ABD Sağlık Enstitüsünün (NIH) tavsiyelerine göre, kanıta dayalı tıp kriterlerine uygun olarak, önceliğe göre abakteriyel prostatit için en sık kullanılan tedaviler aşağıdaki sırayla gösterilebilir:

  • Tedavi Yöntemi Önceliği (0-5);
  • Antibakteriyel ajanlar (antibiyotikler) 4. 4;
  • Alfa1 blokerleri 3. 7;
  • Prostat masajı (kurs) 3. 3;
  • Antiinflamatuar tedavi (steroidal olmayan antiinflamatuar ilaçlar, hidroksizin) 3. 3;
  • Anestezik tedavi (analjezikler, amitriptilin, gabapentin) 3. 1;
  • Biofeedback tedavisi (anorektal biofeedback) 2. 7;
  • Bitkisel ilaç (Serenoa repens / Saw palmetto, quercetin) 2. 5;
  • 5a-redüktaz inhibitörleri (finasteride) 2. 5;
  • Kas gevşetici maddeler (diazepam, baklofen) 2. 2;
  • Termoterapi (transüretral mikrodalga termoterapi, transüretral iğne ablasyonu, lazer) 2. 2;
  • Fizyoterapi (genel masaj vb. ) 2. 1;
  • Psikoterapi 2. 1;
  • Alternatif tedavi (meditasyon, akupunktur vb. ) 2. 0;
  • Antikoagülanlar (pentosan polisülfat) 1. 8;
  • Kapsaisin 1. 8;
  • Allopurinol 1. 5;
  • Cerrahi tedavi (mesane boynunun TUR'u, prostat, prostatın transüretral kesisi, radikal prostatektomi) 1. 5.

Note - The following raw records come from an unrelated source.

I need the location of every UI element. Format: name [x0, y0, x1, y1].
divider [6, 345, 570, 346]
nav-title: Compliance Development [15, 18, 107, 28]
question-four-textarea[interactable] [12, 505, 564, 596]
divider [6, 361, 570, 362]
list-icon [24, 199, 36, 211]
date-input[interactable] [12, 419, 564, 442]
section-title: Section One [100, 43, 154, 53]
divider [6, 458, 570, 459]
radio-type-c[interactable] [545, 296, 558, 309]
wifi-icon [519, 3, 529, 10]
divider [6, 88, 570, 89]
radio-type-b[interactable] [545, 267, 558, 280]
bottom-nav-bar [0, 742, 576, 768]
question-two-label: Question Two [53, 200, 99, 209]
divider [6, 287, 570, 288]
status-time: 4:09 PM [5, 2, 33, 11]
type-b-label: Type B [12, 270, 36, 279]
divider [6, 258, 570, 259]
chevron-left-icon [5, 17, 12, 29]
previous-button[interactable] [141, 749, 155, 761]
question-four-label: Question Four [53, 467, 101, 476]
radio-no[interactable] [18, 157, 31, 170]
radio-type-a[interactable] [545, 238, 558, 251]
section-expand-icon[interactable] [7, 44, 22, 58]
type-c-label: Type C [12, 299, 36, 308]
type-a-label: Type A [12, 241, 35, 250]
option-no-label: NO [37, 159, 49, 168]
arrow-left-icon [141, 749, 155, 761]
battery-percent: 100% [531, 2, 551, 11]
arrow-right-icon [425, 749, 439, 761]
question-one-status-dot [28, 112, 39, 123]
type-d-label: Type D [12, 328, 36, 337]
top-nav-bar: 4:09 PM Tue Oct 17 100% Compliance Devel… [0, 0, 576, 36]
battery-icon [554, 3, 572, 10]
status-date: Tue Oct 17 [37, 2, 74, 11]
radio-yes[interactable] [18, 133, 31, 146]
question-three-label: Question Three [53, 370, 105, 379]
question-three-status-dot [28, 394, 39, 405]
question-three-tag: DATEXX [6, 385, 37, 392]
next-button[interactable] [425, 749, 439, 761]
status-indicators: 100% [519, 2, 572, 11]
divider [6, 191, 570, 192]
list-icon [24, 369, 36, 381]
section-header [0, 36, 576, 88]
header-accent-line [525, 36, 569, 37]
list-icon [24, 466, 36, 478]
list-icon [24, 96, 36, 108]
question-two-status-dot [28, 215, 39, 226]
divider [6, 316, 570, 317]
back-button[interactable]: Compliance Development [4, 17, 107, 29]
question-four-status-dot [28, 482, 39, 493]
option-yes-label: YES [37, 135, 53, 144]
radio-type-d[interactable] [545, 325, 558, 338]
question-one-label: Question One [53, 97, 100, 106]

Tenke P. 'de (2003) kronik prostatit tedavi yöntemlerinin önceliğine biraz farklı vurgu

  • Antimikrobiyal tedavi ++++;
  • Alfa1 blokerleri +++;
  • Antienflamatuvarlar ++;
  • Bitkisel ilaç ++;
  • Hormon tedavisi ++;
  • Hipertermi / termoterapi ++;
  • Prostat masajının seyri ++;
  • Alternatif tedaviler ++;
  • Psikoterapi ++;
  • Allopurinol +;
  • Cerrahi tedavi (TUR) +.

Bu nedenle, kronik abakteriyel prostatit ve CPPS'nin tedavisi için, kullanımı hastalığın patogenezinin çeşitli aşamalarındaki etkileri hakkındaki bilgilere dayanan çok sayıda çeşitli ilaç ve ilaç grupları önerilmiştir. Birkaç istisna dışında, tüm bunlar kanıta dayalı çalışmalarla zayıf bir şekilde desteklenmektedir. CAP tedavisinin sonuçlarını iyileştirme umutları ve özellikle pelvik ağrılı hasta grubu, bu durumların tanı ve ayırıcı tanısında ilerleme, hastalığın klinik sınıflandırmasının iyileştirilmesi ve detaylandırılması, güvenilirlik birikimi ile ilişkilidir. açık bir şekilde özetlenmiş hasta gruplarında ilaçların etkililiğini ve güvenliğini karakterize eden klinik sonuçlar.